Juristas pedem ao STF responsabilização civil de Eduardo Bolsonaro
Juristas da ABJD pedem ao STF responsabilização civil de Eduardo Bolsonaro, abordando sanções e a soberania do Brasil frente a atuações estrangeiras.
A Associação Brasileira de Juristas pela Democracia (ABJD) protocolou, no Supremo Tribunal Federal (STF), uma Arguição de Descumprimento de Preceito Fundamental (ADPF) para barrar omissões do Estado brasileiro diante do cenário de sanções econômicas impostas pelos Estados Unidos, relacionadas ao tarifaço anunciado pelo presidente Donald Trump.
A ação se concentra na atuação do deputado federal Eduardo Bolsonaro (PL-SP), identificado como um dos articuladores das referidas medidas contra o Brasil. O documento, protocolado em 30 de julho, afirma que essa ação é uma resistência jurídica organizada frente a uma escalada de agressões ao ordenamento constitucional brasileiro por atores estrangeiros, tanto estatais como o governo dos Estados Unidos, quanto privados, como corporações de tecnologia situadas naquele país.
Segundo os juristas, as medidas aplicadas pelos Estados Unidos buscam deslegitimar e subjugar a legislação nacional, argumentando que isso ocorre sob a justificativa de sanções econômicas, pressões diplomáticas ou ameaças de desestabilização, com significativa atuação política de agentes públicos nacionais como Eduardo Bolsonaro.
A ação pede ao STF que:
- Reafirme a plena soberania normativa, informacional, regulatória e fiscal do Brasil;
- Obrigue big techs a cumprirem integralmente as leis brasileiras;
- Crie um regime de tributação progressiva sobre essas empresas;
- Declare nulos os efeitos de sanções estrangeiras que visem interferir na legislação nacional;
- Realize a responsabilização civil de Eduardo Bolsonaro pelos danos causados ao país.

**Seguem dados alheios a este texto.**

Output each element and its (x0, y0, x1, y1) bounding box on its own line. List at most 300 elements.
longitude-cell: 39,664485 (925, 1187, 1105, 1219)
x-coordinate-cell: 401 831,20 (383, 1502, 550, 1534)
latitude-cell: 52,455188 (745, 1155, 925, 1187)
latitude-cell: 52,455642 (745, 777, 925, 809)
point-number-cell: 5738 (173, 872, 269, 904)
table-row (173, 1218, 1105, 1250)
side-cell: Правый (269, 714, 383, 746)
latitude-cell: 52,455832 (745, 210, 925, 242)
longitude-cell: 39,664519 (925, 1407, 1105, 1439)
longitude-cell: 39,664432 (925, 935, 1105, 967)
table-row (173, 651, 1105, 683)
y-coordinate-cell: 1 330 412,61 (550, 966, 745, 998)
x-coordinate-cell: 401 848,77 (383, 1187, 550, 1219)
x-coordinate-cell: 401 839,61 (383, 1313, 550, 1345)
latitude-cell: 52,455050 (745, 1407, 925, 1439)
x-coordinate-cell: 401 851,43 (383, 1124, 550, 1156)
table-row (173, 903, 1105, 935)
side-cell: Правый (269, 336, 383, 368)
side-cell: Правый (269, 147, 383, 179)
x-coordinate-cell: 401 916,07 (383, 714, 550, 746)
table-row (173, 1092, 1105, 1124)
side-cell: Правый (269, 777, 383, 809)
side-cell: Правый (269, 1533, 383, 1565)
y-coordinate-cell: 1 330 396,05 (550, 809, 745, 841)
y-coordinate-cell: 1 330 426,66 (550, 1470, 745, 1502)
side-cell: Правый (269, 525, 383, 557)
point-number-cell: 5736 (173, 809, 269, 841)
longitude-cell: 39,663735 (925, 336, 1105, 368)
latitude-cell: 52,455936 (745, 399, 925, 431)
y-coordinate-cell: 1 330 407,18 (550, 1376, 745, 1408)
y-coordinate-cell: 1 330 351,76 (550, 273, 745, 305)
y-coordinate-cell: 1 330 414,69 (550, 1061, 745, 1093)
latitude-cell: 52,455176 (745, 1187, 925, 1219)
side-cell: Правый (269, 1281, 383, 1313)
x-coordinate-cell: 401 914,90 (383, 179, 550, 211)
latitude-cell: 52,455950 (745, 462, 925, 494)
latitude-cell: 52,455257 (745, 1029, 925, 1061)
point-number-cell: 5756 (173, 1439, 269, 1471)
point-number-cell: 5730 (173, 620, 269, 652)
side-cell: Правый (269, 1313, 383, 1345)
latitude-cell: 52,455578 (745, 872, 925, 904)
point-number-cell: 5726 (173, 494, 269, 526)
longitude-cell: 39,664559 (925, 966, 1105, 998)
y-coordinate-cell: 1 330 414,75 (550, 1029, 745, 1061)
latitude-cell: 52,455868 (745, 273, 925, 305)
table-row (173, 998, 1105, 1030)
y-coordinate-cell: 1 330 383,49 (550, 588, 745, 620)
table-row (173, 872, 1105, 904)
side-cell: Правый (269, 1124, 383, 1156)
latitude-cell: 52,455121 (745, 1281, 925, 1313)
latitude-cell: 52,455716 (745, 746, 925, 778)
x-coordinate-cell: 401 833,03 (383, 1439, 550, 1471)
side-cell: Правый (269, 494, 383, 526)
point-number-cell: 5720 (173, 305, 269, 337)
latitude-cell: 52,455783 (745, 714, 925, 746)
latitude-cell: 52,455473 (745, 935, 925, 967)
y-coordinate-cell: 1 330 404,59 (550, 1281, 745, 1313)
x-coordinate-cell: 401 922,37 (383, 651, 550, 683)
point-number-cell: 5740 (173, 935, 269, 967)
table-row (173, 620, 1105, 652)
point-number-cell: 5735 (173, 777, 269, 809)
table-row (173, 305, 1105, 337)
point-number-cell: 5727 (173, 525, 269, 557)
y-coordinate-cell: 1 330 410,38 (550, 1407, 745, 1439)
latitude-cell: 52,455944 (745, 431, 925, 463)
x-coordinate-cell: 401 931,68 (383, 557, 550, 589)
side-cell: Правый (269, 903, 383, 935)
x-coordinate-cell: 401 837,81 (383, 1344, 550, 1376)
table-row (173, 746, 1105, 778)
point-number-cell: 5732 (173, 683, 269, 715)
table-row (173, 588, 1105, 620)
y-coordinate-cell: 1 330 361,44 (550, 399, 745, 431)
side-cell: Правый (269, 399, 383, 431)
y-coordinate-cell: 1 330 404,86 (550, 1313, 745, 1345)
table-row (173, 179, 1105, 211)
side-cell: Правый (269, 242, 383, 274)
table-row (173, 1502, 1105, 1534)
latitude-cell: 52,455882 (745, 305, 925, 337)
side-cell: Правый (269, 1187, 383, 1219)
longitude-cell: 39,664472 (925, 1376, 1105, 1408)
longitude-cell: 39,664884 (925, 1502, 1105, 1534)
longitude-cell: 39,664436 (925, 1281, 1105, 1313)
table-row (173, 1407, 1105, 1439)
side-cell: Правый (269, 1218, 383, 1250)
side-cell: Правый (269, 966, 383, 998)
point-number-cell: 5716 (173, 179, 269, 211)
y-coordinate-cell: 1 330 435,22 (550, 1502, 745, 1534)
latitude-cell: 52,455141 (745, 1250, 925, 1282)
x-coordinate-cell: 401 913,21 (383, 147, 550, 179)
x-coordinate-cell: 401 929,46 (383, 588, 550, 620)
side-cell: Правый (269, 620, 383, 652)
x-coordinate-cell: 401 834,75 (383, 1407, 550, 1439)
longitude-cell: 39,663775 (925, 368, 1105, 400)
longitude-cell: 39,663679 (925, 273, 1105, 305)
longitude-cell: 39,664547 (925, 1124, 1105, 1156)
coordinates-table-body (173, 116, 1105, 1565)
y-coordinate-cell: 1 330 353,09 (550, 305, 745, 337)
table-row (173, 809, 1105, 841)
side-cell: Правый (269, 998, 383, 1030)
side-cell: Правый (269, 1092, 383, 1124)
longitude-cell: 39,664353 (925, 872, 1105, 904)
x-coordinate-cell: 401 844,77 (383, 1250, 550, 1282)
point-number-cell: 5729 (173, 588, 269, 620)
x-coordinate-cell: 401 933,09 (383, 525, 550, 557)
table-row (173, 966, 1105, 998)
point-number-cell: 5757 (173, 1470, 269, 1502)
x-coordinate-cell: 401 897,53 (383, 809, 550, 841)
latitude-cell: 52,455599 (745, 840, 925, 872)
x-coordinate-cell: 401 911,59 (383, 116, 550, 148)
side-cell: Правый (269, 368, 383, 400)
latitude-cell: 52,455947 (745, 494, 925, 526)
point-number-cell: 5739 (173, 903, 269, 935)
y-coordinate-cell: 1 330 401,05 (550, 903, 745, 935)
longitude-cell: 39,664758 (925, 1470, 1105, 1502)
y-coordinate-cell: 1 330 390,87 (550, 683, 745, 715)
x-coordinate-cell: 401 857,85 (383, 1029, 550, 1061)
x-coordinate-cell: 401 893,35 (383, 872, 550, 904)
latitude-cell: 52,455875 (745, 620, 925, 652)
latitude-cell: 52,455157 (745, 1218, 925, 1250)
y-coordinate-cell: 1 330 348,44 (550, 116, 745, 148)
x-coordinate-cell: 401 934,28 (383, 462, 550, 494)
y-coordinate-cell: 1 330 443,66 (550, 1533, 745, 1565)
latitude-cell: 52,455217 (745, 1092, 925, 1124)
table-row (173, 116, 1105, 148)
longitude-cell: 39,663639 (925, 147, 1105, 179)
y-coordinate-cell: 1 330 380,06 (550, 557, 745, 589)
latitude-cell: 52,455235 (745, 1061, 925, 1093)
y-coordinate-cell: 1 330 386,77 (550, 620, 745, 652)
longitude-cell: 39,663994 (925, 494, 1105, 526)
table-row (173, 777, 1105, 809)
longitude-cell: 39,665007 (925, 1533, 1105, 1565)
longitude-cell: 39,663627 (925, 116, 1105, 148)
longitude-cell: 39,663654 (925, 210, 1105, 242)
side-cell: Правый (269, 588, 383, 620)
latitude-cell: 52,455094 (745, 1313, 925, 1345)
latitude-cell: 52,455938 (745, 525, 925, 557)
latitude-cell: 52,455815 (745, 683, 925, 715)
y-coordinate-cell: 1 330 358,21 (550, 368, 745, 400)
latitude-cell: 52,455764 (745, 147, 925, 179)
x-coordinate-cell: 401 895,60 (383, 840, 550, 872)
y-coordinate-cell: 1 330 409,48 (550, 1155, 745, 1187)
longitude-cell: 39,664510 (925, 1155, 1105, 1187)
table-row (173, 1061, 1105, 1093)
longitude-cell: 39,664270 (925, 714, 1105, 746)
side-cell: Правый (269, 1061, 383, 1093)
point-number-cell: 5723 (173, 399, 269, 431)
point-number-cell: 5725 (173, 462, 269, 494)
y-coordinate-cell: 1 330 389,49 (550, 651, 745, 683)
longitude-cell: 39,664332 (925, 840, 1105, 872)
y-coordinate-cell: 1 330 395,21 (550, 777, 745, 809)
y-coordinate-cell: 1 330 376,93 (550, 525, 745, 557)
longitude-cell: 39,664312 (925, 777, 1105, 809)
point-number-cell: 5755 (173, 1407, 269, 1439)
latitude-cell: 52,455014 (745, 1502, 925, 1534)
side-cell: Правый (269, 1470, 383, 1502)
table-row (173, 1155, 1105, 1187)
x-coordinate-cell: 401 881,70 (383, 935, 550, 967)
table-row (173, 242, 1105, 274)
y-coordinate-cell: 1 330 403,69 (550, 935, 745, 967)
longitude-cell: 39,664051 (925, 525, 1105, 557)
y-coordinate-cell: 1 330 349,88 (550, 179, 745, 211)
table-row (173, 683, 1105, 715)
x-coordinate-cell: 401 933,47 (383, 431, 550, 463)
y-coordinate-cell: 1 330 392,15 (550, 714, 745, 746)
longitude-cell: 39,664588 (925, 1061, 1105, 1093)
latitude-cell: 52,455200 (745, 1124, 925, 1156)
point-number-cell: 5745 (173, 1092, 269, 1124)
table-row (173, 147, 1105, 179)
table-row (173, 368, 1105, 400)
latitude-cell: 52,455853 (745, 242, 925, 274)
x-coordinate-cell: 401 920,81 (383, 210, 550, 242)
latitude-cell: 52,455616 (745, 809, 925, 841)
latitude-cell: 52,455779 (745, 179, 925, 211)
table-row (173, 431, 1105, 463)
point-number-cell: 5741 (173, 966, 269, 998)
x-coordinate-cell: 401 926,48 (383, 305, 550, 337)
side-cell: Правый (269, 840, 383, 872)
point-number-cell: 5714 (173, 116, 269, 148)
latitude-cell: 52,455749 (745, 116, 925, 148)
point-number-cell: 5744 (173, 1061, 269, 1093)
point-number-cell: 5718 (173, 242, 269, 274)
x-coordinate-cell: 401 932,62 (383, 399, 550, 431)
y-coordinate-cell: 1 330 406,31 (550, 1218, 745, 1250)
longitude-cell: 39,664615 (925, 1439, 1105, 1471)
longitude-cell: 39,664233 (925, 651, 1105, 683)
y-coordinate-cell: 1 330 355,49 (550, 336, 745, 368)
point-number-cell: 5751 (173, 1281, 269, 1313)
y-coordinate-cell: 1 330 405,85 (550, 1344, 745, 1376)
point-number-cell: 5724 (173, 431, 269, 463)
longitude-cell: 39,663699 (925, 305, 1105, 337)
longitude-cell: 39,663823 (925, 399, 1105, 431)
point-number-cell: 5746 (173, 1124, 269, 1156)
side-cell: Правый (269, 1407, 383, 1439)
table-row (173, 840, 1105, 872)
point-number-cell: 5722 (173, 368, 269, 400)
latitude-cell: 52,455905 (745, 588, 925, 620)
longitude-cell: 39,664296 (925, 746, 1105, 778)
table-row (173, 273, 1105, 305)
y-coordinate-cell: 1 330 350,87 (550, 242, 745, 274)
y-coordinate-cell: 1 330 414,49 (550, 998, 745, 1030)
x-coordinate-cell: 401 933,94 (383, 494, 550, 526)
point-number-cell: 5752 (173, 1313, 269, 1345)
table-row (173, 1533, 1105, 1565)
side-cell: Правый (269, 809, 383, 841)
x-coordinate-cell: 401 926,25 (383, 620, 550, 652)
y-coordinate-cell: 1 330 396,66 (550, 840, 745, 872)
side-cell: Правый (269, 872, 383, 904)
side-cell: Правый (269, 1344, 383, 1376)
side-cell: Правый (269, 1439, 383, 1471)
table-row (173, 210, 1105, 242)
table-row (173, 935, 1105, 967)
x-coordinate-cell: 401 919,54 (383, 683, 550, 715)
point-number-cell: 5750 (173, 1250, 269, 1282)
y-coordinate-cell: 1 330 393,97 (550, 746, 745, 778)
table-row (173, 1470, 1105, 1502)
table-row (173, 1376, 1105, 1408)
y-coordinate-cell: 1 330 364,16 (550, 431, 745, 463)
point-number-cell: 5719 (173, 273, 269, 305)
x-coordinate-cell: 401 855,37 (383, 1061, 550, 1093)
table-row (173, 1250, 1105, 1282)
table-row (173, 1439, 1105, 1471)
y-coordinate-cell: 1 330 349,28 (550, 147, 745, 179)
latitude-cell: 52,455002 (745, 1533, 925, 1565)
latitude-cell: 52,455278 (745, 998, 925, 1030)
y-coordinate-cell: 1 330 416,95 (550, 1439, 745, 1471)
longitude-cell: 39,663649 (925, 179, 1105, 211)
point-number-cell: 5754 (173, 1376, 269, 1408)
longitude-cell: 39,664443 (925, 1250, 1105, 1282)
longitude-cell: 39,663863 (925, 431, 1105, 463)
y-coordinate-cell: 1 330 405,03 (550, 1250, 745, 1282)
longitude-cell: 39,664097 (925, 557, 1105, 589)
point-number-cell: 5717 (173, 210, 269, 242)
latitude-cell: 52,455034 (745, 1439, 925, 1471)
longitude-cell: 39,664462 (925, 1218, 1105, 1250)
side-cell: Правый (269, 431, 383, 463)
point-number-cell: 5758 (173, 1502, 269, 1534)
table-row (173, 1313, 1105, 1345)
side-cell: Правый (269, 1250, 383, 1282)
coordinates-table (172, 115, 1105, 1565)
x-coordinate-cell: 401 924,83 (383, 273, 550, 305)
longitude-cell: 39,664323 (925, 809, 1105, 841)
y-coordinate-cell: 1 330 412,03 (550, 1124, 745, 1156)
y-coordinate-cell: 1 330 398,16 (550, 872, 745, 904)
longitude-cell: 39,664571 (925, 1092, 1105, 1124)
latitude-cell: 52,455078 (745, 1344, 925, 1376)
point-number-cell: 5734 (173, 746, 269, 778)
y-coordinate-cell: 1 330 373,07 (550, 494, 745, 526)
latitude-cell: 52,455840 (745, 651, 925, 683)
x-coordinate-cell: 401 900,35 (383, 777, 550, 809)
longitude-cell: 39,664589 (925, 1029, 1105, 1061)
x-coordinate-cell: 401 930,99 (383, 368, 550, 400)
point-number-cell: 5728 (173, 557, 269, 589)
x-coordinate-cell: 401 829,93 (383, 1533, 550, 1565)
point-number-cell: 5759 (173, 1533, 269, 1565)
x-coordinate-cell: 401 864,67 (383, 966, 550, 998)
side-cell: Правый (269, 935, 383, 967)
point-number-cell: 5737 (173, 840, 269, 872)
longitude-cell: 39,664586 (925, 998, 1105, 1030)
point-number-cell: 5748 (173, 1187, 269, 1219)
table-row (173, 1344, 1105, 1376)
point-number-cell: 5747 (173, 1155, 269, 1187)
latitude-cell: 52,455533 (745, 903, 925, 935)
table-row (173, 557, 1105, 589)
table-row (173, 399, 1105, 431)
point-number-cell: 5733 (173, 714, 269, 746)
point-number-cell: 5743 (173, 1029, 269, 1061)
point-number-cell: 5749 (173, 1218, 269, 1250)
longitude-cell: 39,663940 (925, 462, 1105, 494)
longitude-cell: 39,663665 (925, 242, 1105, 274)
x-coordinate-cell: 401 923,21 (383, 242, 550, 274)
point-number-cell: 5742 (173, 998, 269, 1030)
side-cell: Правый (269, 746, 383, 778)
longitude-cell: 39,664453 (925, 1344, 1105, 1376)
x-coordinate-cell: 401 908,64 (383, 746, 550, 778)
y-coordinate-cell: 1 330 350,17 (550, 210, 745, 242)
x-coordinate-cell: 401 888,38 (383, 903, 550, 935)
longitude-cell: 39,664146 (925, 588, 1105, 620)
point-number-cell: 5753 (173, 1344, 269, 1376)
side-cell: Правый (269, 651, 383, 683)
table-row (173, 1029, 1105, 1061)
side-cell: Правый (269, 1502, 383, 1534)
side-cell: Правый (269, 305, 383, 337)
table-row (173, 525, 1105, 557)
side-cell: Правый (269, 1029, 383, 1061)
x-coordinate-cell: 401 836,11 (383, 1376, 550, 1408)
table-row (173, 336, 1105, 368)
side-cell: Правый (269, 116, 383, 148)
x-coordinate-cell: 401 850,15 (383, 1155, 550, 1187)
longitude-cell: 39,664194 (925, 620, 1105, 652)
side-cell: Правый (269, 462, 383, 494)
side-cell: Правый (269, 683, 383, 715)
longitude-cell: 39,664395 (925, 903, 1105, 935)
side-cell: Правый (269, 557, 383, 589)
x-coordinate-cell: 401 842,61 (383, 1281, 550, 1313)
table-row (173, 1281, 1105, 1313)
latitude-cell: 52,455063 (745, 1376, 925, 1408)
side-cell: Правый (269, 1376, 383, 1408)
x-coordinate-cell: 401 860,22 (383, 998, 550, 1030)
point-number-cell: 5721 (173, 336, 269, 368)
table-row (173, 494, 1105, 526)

A peça ressalta que já há provas materiais e indícios robustos de que o parlamentar praticou coação no andamento do processo, obstruindo a investigação de organização criminosa e tentando uma abolição violenta do Estado Democrático de Direito. O documento também referencia que Eduardo Bolsonaro lidera uma retaliação às investigações que afetam seu pai, Jair Bolsonaro, denunciado por liderar uma organização criminosa que compromete a ordem democrática.
Em nota, Eduardo Bolsonaro afirmou que trabalhou diretamente nas últimas semanas “para que as medidas fossem ainda melhor direcionadas, atingindo o alvo correto e poupando ao máximo possível o povo brasileiro e o setor produtivo”. Ele ainda apontou que “o objetivo dessas medidas não é comercial, mas sim político e jurídico: punir os responsáveis pela destruição do Estado de Direito no país e preservar valores democráticos fundamentais”.
O documento também alega que a resposta ao pacote de retaliações foi uma resposta à regulação soberana do Brasil sobre plataformas digitais, enfatizando que o lobby das big techs busca deslegitimar leis brasileiras, como a LGPD e projetos que regulam inteligência artificial, tributação de plataformas e soberania digital.
Para a ABJD, o tarifaço é uma retaliação econômica disfarçada de ação comercial, com motivação de coagir o Brasil a recuar em sua atuação jurisdicional, legislativa e regulatória sobre o espaço digital. Os juristas afirmam que “o pano de fundo da decisão é inequivocamente político, invadindo a seara da soberania nacional e da autonomia dos Poderes da República Federativa do Brasil”.
De acordo com a ABJD, os efeitos do tarifaço vão além da economia, impactando setores estratégicos como agronegócio, siderurgia e indústria de transformação, com efeitos bilionários no Produto Interno Bruto (PIB) e na vida de milhares de trabalhadores. A pressão das big techs também enfraquece mecanismos de proteção de dados e combate à desinformação, podendo facilitar manipulações eleitorais e ataques às instituições democráticas.
“Não aceitaremos que o Brasil seja tratado como colônia digital e econômica. Nossa ação exige que o STF reafirme que nenhuma sanção estrangeira, chantagem comercial ou lobby corporativo pode se sobrepor à Constituição e à vontade soberana do povo brasileiro,” declarou Tereza Mansi, jurista e integrante da Executiva Nacional da ABJD.